“Self-supervised Scene Representation Learning”

Vincent Sitzmann
(MIT)
Please LOG IN to view the video.
Date: January 20, 2021
Description:
Unsupervised learning with generative models has the potential of discovering rich representations of 3D scenes. Such Neural Scene Representations may subsequently support a wide variety of downstream tasks, ranging from robotics to computer graphics to medical imaging. However, existing methods ignore one of the most fundamental properties of scenes: their three-dimensional structure. In this talk, I will make the case for equipping Neural Scene Representations with an inductive bias for 3D structure, enabling self-supervised discovery of shape and appearance from few observations. By embedding an implicit scene representation in a neural rendering framework and learning a prior over these representations, I will show how we can enable 3D reconstruction from only a single posed 2D image.

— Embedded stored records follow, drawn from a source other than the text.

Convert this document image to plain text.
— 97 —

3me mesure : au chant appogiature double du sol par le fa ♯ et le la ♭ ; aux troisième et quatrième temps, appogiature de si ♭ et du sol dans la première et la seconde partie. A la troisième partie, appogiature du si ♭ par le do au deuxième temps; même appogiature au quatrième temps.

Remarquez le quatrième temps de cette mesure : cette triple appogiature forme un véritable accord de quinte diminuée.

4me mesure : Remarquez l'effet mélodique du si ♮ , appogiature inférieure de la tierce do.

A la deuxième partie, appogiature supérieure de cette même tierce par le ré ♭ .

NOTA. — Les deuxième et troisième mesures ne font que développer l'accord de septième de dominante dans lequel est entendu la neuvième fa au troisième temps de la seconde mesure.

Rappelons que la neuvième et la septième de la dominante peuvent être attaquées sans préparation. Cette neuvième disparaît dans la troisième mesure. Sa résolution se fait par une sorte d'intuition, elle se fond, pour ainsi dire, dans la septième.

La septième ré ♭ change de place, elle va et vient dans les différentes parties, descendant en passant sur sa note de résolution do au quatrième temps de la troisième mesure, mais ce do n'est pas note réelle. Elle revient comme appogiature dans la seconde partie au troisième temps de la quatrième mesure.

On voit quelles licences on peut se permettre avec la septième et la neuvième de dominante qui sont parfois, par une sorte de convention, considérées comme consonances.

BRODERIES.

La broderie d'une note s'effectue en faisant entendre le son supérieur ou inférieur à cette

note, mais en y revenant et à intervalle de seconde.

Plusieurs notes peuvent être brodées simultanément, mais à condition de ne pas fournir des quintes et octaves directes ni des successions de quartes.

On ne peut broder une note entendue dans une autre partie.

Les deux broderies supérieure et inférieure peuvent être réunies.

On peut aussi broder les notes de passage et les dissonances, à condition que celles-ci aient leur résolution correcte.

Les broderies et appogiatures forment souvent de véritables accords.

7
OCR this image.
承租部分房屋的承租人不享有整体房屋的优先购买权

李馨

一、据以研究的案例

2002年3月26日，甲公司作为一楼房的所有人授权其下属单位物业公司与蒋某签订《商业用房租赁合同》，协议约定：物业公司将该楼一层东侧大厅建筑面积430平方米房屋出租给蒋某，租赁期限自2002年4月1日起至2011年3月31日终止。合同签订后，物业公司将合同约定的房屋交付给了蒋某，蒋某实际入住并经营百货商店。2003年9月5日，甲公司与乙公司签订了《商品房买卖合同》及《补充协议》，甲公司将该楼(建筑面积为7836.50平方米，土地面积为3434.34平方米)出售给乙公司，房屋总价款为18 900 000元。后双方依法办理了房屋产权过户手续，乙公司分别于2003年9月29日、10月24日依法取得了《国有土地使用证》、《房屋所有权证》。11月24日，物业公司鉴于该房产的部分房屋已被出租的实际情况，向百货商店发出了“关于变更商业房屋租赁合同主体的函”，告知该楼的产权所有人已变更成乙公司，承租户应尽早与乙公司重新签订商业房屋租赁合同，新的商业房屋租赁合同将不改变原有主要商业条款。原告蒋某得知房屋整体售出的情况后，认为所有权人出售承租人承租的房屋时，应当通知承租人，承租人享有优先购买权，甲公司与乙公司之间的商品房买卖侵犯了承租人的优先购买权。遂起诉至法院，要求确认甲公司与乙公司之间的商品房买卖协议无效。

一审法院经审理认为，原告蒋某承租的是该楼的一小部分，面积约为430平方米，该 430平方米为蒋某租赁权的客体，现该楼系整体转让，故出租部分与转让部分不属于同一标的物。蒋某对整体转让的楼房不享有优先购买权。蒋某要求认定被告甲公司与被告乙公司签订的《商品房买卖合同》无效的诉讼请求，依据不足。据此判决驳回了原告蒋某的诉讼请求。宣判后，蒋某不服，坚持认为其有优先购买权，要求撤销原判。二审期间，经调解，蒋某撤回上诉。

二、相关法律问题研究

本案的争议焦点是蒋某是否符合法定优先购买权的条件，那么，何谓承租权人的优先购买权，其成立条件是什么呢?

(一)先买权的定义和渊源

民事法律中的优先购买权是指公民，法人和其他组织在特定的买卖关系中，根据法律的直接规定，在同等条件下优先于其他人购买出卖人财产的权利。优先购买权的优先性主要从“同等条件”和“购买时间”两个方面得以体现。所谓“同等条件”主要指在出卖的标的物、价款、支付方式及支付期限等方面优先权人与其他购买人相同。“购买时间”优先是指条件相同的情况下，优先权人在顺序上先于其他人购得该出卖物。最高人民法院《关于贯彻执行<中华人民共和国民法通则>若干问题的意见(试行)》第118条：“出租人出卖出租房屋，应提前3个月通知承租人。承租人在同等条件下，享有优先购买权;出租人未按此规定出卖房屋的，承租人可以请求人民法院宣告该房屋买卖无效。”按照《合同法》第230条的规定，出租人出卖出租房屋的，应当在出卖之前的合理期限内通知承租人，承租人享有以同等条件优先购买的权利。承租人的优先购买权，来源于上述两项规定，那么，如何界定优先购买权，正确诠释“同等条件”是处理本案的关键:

I will show how the features we learn in this process are already useful to the downstream task of semantic segmentation. I will then show how gradient-based meta-learning can enable fast inference of implicit representations.
Further Information:
Vincent Sitzmann is a postdoc in Joshua Tenenbaum’s group at MIT CSAIL. He previously finished his PhD at Stanford University with a thesis on “Self-Supervised Scene Representation Learning”. His research interest lies in neural scene representations – the way neural networks learn to represent information on our world. His goal is to allow independent agents to reason about our world given visual observations, such as inferring a complete model of a scene with information on geometry, material, lighting etc. from only few observations, a task that is simple for humans, but currently impossible for AI.